Beton dan Joe baru saja selesai presentasi lisan di ruang tengah vila. Mereka memberitahu informasi tentang Juno kepada Evan. Tidak lupa, Beton juga menunjukkan bukti foto aktivitas-aktivitas Juno bersama Sivan. Sebagian besar aktivitas mereka di jalanan dan di kedai minuman boba dekat sekolah. Melihat sang putra sering tersenyum bersama Juno, tanpa berpikir lama Evan menganggap Juno orang yang bisa dipercaya.
Satu jam setelah presentasi berakhir, Evan menyuruh Joe membuka benda berukuran besar yang beberapa hari ini duduk manis di samping kulkas dapur vila. Sesuatu itu terbungkus bubble wrap dan plastik berwarna hitam pekat. Dengan tampang malas-malasan Joe membukanya pelan-pelan.
"Wow, gitar akustik. Merek super! Lho, kok, Bos beli alat musik. Untuk apa, Bos?" Ucap Joe. Wajah malasnya seketika mencair. Beralih menjadi wajah remaja SMA-nya yang dulu pertama kali dibelikan gitar baru. Evan bersedekap dada menatap datar kesibukan Joe menyetel nada lagu.
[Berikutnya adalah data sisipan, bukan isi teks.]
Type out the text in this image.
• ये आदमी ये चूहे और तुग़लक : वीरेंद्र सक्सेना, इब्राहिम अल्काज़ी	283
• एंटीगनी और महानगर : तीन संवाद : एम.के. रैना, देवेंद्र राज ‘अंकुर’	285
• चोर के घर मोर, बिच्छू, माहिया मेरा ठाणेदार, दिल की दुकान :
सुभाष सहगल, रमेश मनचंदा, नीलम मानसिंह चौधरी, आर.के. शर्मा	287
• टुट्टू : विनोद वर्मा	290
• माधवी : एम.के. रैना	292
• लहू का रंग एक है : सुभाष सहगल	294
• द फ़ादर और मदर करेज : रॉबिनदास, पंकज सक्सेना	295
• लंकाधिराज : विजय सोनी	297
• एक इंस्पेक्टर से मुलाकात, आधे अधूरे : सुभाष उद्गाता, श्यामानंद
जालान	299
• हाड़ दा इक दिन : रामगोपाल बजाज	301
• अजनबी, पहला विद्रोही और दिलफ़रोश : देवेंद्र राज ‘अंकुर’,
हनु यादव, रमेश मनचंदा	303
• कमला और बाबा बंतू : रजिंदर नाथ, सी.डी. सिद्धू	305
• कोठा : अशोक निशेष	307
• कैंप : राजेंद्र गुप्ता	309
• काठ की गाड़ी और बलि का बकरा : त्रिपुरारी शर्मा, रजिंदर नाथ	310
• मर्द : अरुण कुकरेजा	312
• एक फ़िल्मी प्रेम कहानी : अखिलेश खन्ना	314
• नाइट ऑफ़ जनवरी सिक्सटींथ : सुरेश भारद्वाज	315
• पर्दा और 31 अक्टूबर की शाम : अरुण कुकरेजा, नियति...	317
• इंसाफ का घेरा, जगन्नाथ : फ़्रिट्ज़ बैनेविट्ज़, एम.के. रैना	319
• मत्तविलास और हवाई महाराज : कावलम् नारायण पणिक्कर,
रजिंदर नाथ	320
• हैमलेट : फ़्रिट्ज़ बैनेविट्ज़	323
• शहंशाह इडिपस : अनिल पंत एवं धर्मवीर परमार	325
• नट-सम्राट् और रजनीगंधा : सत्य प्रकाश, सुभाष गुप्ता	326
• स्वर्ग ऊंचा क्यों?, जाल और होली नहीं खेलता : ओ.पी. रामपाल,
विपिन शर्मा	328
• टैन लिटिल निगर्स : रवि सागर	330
Joe adalah satu-satunya bodyguard unik yang mempunyai bakat dan hobi di bidang musik. Dulu, Joe merupakan mantan penyanyi band. Setelah masuk ke dunia keluarga Evan, Joe memegang alat musik hanya ketika bosan menyergap.
"Bawa gitar itu besok ke pengungsian. Aku pernah melihat Sivan membagikan artikel tentang gitar itu di beranda facebook-nya. Barangkali nanti Sivan tertarik."
"Sivan suka bermain gitar juga, Bos?" Beton nimbrung membawa pertanyaan. Ia penasaran minat dan bakat putra bosnya.
"Barusan aku bilang, barangkali dia suka. Bukan hanya untuk Sivan saja. Kamu bisa menghibur para pengungsi dengan mengadakan konser kecil-kecilan di sana."
"Siap, Bos. Nanti mau langsung aku pakai buat latihan," semangat Joe.
"Makanan lezat sudah, gitar untuk Joe sudah. Lalu, hadiah untukku kapan, Bos?" Evan membungkam jawaban, ia lebih fokus mengamati foto nilai rapor Sivan yang berhasil Janu dapatkan ketika mengambil data siswa beberapa hari yang lalu. Bibir pria itu tersenyum bangga membaca keterangan tulisan rangking satu. Beton membuang udara dengan wajah memelas. Kedua pipi tembemnya menurun karena bibirnya melengkung ke bawah.
"Ton-Ton, makannya kerja yang becus!" ejek Joe sembari mengelus-elus tubuh gitar baru pemberian Evan. Semangat hidup Beton semakin runtuh.
"Lha, situ sendiri memang kerjanya becus? Kemarin, siapa yang merengek minta diajarin pakai teropong. Dasar, pakai teropong saja tidak bisa!"
"Tidak lihat sekarang aku lagi pegang apa? Keahlianku bukan megang teropong, Ton. Tapi, megang alat musik." Beton menabok punggung Joe sekencang-kencangnya. Joe tidak merasakan kesakitan, karena fokus sepenuhnya kepada gitar. Untung saja Beton tak mengeluarkan tinju mautnya. Bisa tamat Joe apabila Beton dalam mode siluman.
Evan menggenggam gawai sembari berjalan melewati Beton dan Joe yang saling mengumpat. Langkahnya terhenti di daun pintu kaca menuju balkon vila. Terdengar samar-samar Janu tertawa. Pria seumurannya itu menertawakan sesuatu di layar gawai lebarnya. Tumben sekali Janu betah menatap layar gawai lama. Mumpung suara tawa Janu masih renyah, Evan memutuskan menyusulnya diam-diam. Sesampainya di balkon, suara tawa Janu masih tersisa.
"Kamu sehat, Nu?"
"Hahaha, ini aku dari tadi WA sama Juno. Ternyata dia anaknya kocak kayak aku."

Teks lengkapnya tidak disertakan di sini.